Allow me to introduce you to another of my favourite Mythological creatures. The Naga (click on the link if you want to read the Wiki entry). There are many various types of Naga throughout history, so naturally I chose the type that most suited my book. In general however, all Naga's have some similar characteristics irrespective of their origins. They are all large, intelligent and snake-like.

[Naga Kanya statuette from Nepal, guardian of riches from the Deep]

Naga's can be found in Hindu and Buddhist mythology and folk law. Some are described (like Devika) as being human from the waist up and serpentine from the waist down. Other depictions give them seven heads, or describe them as simply massive snakes.
Carved stone Naga's can be found in many Hindu temples in India and Southeast Asia, and the balustrade leading to the main entrance of Cambodia's Angkor Wat is composed of stone Nagas. The Ancient Cambodian kings claimed to be descended from the union of a banished Hindu prince and a serpent woman. Which is a pretty cool claim to fame, if I do say so. 

Personality wise, again, the Naga varies. Some are considered to be kind and benevolent protectors, whilst others such as in the Hindu epic Mahabharata are the venomous persecutors of other creatures. In Tibet it is said that Naga's dwell in the lakes and underground streams, and guard magical gems/precious stones. They are also said to protect the purity of the water and natural environment - and fiercely retaliate against any who disturb it... I think we could do with some of these Nagas in Western Australia! 

If you're interested in Naga's there are some interesting sites out there;


  1. I love reading your blog posts on the mythological creatures, and I've never heard of the Naga before. Fascinating.

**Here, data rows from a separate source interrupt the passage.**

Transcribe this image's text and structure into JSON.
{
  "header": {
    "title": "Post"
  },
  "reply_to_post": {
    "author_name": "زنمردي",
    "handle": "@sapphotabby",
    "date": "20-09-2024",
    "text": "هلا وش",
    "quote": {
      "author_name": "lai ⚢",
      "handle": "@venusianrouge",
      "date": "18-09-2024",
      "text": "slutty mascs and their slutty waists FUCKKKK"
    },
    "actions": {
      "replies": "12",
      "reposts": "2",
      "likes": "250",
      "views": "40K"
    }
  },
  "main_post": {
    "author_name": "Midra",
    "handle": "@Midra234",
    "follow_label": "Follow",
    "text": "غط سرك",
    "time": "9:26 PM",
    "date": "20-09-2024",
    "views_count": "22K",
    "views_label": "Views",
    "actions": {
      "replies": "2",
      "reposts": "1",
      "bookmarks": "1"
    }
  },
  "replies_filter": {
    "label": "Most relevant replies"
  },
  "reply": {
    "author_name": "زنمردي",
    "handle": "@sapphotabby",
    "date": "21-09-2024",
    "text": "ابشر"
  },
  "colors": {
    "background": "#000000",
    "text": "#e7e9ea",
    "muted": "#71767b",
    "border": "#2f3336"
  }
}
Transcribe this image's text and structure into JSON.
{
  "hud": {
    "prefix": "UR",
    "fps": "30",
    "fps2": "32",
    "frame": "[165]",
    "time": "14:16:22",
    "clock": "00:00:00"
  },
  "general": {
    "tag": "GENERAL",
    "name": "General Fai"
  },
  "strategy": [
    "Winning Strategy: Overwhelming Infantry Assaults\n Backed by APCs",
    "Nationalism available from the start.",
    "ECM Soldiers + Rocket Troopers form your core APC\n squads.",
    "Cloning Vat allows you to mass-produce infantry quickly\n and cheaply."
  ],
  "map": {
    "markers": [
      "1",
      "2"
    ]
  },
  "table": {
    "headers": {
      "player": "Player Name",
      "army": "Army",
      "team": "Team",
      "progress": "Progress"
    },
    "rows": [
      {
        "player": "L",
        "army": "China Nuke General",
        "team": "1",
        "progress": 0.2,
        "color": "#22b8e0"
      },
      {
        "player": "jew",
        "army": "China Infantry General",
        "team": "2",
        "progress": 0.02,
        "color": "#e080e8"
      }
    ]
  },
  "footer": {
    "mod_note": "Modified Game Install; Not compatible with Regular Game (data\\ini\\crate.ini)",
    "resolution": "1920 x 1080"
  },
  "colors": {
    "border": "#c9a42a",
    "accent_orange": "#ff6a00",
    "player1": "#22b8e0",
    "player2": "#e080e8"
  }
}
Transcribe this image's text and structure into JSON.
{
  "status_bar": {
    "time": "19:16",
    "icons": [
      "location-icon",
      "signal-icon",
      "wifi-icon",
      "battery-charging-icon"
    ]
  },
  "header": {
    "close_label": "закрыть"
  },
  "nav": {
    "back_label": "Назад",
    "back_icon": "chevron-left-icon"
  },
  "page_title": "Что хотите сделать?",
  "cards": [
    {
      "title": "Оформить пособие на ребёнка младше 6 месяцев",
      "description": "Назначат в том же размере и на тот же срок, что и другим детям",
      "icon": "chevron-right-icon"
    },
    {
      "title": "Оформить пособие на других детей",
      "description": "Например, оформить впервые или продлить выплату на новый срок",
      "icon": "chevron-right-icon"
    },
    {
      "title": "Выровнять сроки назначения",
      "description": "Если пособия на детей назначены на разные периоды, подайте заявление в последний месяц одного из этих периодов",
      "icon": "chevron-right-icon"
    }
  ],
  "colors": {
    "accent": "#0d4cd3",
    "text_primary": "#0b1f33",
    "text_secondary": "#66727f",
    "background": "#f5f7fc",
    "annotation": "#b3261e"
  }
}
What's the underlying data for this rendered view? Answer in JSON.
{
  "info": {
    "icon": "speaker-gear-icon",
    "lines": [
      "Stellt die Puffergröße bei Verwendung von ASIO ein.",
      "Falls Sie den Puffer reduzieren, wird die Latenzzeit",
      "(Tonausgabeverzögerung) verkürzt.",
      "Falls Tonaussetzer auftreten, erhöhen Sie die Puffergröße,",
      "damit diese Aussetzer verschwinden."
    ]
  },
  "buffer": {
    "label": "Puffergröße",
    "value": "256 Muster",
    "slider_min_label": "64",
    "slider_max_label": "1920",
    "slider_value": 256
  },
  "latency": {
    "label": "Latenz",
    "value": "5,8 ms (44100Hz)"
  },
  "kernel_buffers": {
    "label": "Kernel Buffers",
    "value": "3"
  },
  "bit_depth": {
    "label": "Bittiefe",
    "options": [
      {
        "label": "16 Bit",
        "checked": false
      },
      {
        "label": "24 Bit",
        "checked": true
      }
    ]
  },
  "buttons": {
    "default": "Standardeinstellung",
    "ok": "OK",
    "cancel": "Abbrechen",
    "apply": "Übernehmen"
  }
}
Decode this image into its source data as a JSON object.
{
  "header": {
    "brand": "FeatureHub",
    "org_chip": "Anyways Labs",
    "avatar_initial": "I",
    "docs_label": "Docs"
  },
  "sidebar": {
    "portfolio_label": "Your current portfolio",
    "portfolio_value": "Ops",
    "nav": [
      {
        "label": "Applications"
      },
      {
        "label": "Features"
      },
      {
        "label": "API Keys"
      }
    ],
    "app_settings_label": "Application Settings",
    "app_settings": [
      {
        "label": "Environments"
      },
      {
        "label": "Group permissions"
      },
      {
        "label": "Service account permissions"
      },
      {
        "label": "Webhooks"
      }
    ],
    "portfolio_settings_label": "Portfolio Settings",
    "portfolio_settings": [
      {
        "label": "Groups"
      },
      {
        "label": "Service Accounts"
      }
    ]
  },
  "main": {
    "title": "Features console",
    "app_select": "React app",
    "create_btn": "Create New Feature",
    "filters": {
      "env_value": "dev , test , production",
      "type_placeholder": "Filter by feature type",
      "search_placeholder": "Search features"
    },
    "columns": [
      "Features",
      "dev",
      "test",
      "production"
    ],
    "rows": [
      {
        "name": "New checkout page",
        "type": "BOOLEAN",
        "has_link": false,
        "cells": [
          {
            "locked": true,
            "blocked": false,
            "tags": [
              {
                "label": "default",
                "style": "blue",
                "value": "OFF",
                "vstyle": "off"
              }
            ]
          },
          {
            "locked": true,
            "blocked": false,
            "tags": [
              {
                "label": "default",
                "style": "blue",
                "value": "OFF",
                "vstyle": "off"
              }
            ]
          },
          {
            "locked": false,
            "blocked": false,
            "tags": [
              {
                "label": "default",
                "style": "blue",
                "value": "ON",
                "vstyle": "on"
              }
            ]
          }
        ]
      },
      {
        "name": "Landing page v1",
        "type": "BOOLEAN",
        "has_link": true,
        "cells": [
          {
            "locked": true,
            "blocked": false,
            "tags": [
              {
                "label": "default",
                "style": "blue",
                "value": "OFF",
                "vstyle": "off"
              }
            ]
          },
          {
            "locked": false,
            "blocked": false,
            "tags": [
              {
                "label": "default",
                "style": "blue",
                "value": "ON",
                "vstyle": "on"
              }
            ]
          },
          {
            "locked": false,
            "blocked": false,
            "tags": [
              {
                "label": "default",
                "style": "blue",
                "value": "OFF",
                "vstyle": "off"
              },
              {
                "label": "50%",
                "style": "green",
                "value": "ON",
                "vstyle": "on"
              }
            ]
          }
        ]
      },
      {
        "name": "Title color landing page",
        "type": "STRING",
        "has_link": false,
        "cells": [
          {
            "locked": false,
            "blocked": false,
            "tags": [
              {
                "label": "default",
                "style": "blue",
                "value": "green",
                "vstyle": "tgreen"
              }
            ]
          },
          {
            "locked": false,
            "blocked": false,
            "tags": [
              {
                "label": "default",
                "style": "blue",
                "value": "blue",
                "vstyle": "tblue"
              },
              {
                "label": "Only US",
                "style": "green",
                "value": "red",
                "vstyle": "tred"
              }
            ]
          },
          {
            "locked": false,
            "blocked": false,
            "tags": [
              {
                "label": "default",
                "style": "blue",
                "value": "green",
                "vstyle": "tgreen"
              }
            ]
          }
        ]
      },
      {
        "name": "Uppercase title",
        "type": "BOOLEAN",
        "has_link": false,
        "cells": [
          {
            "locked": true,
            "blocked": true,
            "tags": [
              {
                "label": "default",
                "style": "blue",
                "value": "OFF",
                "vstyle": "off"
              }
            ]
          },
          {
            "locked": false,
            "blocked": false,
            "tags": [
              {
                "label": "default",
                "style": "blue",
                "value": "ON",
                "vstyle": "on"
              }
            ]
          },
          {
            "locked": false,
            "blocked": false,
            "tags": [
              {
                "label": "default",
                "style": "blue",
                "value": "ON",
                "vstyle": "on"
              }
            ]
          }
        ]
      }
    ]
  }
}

  2. Yes, they are fascinating. I've seen them used in two other books. Laurell K Hamilton uses them in one of her Anita Blake books (in the form of half human/half snake, and Nagini (Lord Voldemort's snake) in Harry Potter is probably a Naga too though in sole snake form.

  3. Actually and now I think of it, in one of my children's movies (a version of Aladdin) Princess Jasmine drinks a poison and becomes a very toxic Naga type creature. She looked pretty cool I thought!